Street cats are a huge problem in our cities, not only is the quality of life for a stray cat incredibly poor, but they also pose a threat to what little native wildlife we have in our urban areas and parkland a they are competent hunters.
This is problem has been manifested by irresponsible pet owners who don’t desex their cats and let them roam or just abandon them “to do their thing” not realising that cats have no issue in multiplying on a regular basis. A female cat can give birth to 4 litters a year, so mathematically speaking a breeding pair of cats and kittens if left to their own devices, can produce as many as 420,000 kittens in just 7 years.

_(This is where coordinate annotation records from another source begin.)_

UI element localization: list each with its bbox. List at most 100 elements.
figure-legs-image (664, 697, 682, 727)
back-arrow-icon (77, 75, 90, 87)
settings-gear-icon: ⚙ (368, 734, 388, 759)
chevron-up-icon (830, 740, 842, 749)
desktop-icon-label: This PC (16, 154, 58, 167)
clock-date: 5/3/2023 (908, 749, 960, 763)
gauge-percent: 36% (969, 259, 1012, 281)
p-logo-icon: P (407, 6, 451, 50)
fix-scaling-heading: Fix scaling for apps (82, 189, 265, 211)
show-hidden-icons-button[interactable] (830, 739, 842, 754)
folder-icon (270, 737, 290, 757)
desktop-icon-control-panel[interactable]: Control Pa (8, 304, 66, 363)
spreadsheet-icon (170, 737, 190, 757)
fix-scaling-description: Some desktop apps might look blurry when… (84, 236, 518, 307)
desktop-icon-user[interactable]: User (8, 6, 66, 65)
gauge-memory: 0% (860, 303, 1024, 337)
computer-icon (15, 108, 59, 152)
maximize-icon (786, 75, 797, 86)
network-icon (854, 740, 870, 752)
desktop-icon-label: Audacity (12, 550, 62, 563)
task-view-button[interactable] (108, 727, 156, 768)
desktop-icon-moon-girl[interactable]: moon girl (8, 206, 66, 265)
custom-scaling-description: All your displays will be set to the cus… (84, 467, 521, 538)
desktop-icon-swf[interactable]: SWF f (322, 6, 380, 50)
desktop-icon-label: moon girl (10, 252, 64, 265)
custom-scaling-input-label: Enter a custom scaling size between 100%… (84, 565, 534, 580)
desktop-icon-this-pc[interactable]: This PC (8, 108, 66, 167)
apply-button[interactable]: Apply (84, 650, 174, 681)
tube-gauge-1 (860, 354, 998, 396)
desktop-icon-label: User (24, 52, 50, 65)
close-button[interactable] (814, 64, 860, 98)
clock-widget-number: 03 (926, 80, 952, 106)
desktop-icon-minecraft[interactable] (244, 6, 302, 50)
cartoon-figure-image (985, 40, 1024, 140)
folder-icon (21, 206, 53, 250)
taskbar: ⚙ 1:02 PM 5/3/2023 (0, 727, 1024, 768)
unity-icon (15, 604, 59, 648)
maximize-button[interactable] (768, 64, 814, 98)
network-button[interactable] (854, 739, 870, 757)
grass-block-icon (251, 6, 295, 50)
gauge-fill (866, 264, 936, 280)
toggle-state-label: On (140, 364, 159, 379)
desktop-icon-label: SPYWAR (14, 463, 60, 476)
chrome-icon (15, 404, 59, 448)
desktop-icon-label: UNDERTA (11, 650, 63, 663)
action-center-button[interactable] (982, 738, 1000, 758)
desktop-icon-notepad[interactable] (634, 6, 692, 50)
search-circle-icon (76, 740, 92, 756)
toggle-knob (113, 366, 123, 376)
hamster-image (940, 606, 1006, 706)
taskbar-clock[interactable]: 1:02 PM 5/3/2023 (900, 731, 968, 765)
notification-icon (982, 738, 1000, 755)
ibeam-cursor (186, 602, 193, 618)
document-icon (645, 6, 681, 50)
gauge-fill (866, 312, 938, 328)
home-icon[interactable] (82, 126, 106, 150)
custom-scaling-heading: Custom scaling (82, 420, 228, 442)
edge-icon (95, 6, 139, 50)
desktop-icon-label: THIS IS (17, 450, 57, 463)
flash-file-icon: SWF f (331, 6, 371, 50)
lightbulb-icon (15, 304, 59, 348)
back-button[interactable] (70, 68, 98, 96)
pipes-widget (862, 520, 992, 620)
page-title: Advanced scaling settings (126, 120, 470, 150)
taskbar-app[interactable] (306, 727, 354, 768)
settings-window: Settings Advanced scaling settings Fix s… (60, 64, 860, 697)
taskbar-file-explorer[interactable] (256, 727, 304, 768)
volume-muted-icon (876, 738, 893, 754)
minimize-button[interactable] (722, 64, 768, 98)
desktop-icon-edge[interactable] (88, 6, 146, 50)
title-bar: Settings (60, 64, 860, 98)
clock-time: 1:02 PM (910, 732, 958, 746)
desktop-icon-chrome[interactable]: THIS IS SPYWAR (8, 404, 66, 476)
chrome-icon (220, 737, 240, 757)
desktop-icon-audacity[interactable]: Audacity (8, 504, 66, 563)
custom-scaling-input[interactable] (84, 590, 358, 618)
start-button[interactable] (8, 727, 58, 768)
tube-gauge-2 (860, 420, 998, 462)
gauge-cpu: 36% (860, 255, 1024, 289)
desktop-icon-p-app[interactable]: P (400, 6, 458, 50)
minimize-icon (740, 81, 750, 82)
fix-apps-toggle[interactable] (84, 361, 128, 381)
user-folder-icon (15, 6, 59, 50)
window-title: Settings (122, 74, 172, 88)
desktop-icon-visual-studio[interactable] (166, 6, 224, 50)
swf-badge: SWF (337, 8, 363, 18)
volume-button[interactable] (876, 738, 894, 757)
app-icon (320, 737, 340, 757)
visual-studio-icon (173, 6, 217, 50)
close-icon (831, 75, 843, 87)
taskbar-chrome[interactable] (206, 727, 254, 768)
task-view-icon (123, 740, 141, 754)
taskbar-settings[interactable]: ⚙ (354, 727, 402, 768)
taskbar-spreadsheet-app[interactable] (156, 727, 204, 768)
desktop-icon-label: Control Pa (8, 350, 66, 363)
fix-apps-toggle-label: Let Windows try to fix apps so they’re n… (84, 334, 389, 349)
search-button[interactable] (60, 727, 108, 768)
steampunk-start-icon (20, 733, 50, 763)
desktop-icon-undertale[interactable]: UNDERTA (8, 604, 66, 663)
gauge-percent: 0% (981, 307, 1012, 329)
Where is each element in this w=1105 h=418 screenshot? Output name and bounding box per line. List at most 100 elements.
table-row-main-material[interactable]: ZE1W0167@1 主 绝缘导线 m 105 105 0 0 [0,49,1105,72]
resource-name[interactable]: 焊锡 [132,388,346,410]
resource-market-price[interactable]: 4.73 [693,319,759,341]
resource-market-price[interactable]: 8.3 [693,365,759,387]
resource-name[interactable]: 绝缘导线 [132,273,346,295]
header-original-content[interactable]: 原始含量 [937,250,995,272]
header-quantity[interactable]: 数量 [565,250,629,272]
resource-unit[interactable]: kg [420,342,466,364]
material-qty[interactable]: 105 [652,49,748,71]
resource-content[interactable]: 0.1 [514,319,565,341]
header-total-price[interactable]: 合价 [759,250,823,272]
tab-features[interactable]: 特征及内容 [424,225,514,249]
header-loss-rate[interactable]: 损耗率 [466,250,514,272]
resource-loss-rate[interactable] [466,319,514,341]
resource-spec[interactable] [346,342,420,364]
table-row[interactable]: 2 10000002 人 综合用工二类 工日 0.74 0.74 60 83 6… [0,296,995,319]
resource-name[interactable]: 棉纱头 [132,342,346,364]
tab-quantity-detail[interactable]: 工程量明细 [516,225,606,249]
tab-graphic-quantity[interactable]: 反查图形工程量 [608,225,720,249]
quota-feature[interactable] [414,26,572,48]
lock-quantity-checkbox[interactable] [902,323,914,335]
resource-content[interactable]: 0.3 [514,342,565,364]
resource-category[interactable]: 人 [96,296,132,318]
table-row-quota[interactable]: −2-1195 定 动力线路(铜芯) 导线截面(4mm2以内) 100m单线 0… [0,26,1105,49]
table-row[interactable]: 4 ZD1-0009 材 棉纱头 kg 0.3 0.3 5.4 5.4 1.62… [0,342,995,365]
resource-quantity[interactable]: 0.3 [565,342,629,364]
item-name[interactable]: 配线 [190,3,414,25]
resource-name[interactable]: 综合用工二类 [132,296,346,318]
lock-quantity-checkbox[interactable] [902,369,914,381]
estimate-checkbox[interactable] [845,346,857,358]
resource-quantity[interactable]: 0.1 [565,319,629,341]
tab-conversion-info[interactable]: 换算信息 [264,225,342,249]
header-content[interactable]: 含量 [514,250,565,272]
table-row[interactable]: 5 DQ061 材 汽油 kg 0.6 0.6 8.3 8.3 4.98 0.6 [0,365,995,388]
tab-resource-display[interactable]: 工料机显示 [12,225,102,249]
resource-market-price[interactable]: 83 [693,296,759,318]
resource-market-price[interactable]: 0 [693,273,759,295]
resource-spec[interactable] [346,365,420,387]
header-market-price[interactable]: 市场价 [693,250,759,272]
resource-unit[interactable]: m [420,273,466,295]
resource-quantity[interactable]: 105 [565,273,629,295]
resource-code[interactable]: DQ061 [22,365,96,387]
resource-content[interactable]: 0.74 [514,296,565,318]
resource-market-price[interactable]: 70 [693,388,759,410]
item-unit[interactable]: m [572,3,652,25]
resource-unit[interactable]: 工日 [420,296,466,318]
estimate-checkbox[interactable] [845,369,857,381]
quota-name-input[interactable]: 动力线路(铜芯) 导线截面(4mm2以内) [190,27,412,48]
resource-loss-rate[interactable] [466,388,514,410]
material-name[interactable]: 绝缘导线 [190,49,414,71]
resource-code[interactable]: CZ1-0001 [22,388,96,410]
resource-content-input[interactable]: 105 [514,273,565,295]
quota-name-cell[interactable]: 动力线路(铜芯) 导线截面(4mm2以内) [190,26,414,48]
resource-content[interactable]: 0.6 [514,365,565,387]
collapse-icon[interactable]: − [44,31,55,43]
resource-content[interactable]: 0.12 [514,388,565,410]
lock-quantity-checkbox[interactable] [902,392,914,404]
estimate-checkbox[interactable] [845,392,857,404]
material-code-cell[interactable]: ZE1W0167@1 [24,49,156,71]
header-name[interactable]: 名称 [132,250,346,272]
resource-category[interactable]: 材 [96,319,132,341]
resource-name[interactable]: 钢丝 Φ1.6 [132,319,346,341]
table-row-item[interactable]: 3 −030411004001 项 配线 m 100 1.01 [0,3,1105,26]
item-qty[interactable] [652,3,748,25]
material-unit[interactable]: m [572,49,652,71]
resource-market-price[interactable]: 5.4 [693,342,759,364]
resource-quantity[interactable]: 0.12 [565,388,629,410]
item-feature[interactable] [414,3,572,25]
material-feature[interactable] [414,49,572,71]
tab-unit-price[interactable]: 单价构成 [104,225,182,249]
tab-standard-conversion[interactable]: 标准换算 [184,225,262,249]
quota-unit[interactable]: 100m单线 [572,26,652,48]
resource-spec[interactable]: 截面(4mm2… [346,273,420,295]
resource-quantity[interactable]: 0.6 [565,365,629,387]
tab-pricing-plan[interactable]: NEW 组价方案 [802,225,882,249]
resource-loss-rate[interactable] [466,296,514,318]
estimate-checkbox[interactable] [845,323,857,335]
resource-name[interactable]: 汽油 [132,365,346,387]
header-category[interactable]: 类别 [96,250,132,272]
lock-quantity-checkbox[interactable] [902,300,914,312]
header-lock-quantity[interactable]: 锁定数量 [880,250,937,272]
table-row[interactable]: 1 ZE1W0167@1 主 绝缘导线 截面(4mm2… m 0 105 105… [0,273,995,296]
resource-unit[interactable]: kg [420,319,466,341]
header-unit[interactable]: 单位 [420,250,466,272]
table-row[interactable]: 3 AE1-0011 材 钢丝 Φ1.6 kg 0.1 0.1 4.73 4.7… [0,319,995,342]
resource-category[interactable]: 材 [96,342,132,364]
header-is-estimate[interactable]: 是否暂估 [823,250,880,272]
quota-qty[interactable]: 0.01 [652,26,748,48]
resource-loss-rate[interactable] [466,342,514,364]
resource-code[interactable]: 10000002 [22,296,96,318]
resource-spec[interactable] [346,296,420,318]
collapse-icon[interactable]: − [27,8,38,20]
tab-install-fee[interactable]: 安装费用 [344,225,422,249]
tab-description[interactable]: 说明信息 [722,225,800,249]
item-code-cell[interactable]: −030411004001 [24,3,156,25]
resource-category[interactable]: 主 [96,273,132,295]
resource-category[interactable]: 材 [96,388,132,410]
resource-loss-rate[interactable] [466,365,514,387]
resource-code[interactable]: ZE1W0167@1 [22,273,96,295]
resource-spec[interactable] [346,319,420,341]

Just as there are many irresponsible people, there are many wonderful people who dedicate their time and money to help manage stray cat colonies. I was so inspired to meet people who regularly feed, and care for stray cats, even paying for their vet treatment and de-sexing. Many of these wonderful individuals also foster cats and work with them to help them adjust into being pets. For the cats that I helped save and rehome, funding was received via the 15% profits donated from sales of our products as well as relying on the generosity and kindness of my local community. In 2021 we managed to raise over $4,000 that helped pay for discounted vet treatment (including de-sexing) for over 30 cats. Although we have only scratched the surface, I would like to think the work done with the support of so many will have helped control some of the cat population that seems to be exploding.
Baker & Pooch will continue supporting Sydney local based independent rescue groups like Whiskers & Co and Hurstville Street Cats as well as provide support with the help of our customers via our Gift to Give page.
As our business expands so will our commitment to grass roots animal rescues.